Polyketides are a group of secondary metabolite with a wide diversity of structures and bioactivities. Polyketide synthases (PKS) are classified as type I,  II, and III. Type I PKS pathways typically contain a multidomain architecture and require large genetic regions (usually > 40 kb) for a complete biosynthetic pathway. We constructed a large-insert soil metagenomic clone library (~110 kb and 19,200 clones) from an agricultural soil (Cullars Rotation, Auburn, AL) using a broad host range shuttle BAC vector, pSmartBAC-S.  A phylogenetic analysis of the metagenomic library, based on 16S rRNA gene sequences, indicates a diverse assemblage of microbial genomes representing nine bacterial phyla. A degenerate primer set targeting a conserved KS domain was used to PCR amplify this domain from a pooled BAC clone library. The KS domain amplicons were cloned and sequenced, resulting in 110 unique KS domain sequences that have a range of only 32.3% - 82.7% amino acid identity with known KS domains in GenBank.
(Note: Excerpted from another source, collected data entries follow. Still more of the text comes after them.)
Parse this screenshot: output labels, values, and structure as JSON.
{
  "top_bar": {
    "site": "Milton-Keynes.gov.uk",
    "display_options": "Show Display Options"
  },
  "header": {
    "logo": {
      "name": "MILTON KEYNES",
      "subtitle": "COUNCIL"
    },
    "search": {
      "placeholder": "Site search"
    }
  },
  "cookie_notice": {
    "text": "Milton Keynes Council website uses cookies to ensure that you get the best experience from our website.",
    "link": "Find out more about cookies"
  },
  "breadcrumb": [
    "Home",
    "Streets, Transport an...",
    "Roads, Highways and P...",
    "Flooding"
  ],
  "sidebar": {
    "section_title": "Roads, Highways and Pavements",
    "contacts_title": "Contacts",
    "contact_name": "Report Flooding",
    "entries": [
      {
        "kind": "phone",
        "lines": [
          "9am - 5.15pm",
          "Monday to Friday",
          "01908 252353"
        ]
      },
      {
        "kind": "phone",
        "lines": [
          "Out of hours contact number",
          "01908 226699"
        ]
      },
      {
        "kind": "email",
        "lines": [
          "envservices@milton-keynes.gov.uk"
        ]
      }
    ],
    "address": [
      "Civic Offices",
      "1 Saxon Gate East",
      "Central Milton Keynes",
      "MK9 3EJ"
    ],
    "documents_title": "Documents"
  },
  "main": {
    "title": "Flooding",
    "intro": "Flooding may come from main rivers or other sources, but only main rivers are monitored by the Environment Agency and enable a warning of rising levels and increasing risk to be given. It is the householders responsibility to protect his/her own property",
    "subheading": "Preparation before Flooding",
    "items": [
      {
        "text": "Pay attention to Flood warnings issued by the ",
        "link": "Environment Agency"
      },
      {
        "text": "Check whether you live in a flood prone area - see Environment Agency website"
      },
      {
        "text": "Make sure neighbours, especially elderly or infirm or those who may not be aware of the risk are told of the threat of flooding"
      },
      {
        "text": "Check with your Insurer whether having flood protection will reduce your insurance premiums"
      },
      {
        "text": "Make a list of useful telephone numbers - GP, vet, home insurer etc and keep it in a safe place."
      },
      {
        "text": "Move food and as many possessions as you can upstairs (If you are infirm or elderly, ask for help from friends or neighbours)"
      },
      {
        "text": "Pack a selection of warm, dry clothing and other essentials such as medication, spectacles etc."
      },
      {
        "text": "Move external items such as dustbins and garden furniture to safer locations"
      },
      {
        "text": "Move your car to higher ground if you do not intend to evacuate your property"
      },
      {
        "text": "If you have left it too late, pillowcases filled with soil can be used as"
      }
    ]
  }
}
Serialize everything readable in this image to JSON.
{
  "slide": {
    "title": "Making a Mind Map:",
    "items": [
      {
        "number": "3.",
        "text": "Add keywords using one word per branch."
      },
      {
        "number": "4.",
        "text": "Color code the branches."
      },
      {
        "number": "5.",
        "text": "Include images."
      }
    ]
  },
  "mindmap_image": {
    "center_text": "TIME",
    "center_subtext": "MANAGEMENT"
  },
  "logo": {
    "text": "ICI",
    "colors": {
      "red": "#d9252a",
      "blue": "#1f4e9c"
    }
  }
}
These unique KS domains were used to design probes and primers to identity BAC clones that contain a Type I PKS pathway. Next-Generation sequencing revealed complete or nearly complete Type I PKS pathways within the BAC clones, with limited homology to known PKS pathways from Streptomyces and other bacterial taxa.  This study demonstrates the potential to obtain complete and novel PKS pathways from a large-insert soil metagenomic library. These pathways may be subsequently expressed in a heterologous host to identify novel polyketide products.